AI Juries

3 hours ago 2

Posted: 2025-10-28

This is part of a series I’m writing on generative AI.

Condorcet’s Jury Theorem

Imagine a panel of N experts trying to decide if a binary (true/false) fact is true. Each expert has an independent probability p of being right. Since they are experts, assume p > 0.5 –they’re at least better than a coin flip.
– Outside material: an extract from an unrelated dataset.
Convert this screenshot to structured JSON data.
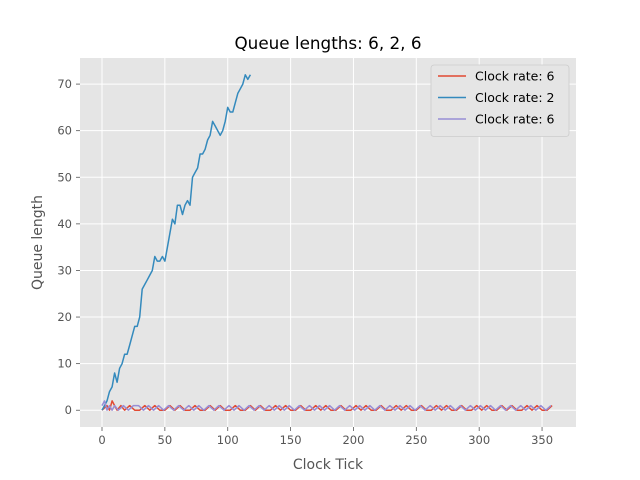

Let’s call the probability that the majority of the panel is right j. This “jury accuracy” increases dramatically as the panel size (N) grows.

The table below shows how powerful this effect is. It shows the jury accuracy j for different panel sizes N (rows) and individual expert accuracies p (columns):

1	0.510	0.550	0.600	0.700	0.750	0.800	0.900	0.950
3	0.515	0.575	0.648	0.784	0.844	0.896	0.972	0.993
5	0.519	0.593	0.683	0.837	0.896	0.942	0.991	0.999
11	0.527	0.633	0.753	0.922	0.966	0.988	1.000	1.000
15	0.531	0.654	0.787	0.950	0.983	0.996	1.000	1.000
25	0.540	0.694	0.846	0.983	0.997	1.000	1.000	1.000
35	0.547	0.725	0.886	0.994	0.999	1.000	1.000	1.000
45	0.554	0.751	0.914	0.998	1.000	1.000	1.000	1.000
55	0.559	0.772	0.934	0.999	1.000	1.000	1.000	1.000
75	0.569	0.808	0.960	1.000	1.000	1.000	1.000	1.000
101	0.580	0.844	0.979	1.000	1.000	1.000	1.000	1.000
201	0.612	0.923	0.998	1.000	1.000	1.000	1.000	1.000
501	0.673	0.988	1.000	1.000	1.000	1.000	1.000	1.000
1001	0.737	0.999	1.000	1.000	1.000	1.000	1.000	1.000
5001	0.921	1.000	1.000	1.000	1.000	1.000	1.000	1.000

If you have a panel of N = 25 experts, each only p = 75 likely to be right, the probability j that the majority is right is already 99.663%!

This “wisdom of the crowds” effect works, at least in this idealized scenario where all experts are independent.

There’s an interesting flip side: if the “experts” are more likely to be wrong (p < 0.5), the panel’s performance plummets. The majority vote just amplifies the error, converging towards 0% accuracy (i.e., being reliably wrong). You can see this by swapping the definitions of “right” and “wrong” in the description above.

This model isn’t new; it goes back to the dawn of the French revolution. It was first proposed in 1785 by the Marquis of Condorcet and is known as his Jury Theorem.

Scaling AI juries

In Dumb AI and the software revolution I mentioned a key advantage of generative AI: in addition to working at light speed (answering questions in seconds, not days), it can be scaled instantly:

The infinite monkey is no longer hitting keys at random –just somewhat stupidly. But at this speed and with instant scaling, the difference is monumental.

If you can get an AI juror to answer a binary question with an accuracy p > 0.5, you can achieve arbitrarily high performance simply by scaling resources: running bigger juries.

Even if your AI is barely better than a coin flip (say, p = 0.51), you can still get a jury with j > 0.99 accuracy, though it can be quite expensive (with $p = 0.51%, you’d need a jury of N = 5001 just to hit j = 0.92).

But, as the table above shows, if you improve your agent’s accuracy p to, say, 0.70, with N = 25 you’re already above 98% accuracy.

And, interestingly, scaling the panel doesn’t impact latency. The questions can be executed in parallel, so the total time is determined by the slowest agent. I suspect strategies like hedging (e.g., run N + M jurors, take the answer from the N first responders) may be applicable.

What types of questions?

So what kinds of questions can this be useful for? I have a few practical, everday examples in mind:

This unit test fails. Is the implementation correct (regarding the tested property)? I intend to use this to determine the next step: ask an agent to fix the implementation, or ask it to fix the test.
A variation of the above: Does this code implement a specific property (described in natural language)?
I’ve received a code change (possibly from AI, possibly from a human; it doesn’t matter). Does it adhere to a specific coding style guideline? The jury’s answer determines if I run another agent to fix the style issue.
Is this function’s documentation (docstring) still accurate for the code it describes?
I have written a new recipe. Does it uphold one of my principles for my recipes?

The practical trade-off

I’m excited to have a tool where I can create my own AI juries. Based on their observed performance (false positives/negatives ratios), I can tweak the contexts (increase p) or adjust the jury size (increase N), until I find the right balance between final accuracy and cost.

Every time the jury gets things wrong, I get involved and steer the process. Every time it gets things right, it saves me from analyzing things myself.

This creates a very concrete trade-off: spend money (bigger juries) to save time (less manual intervention).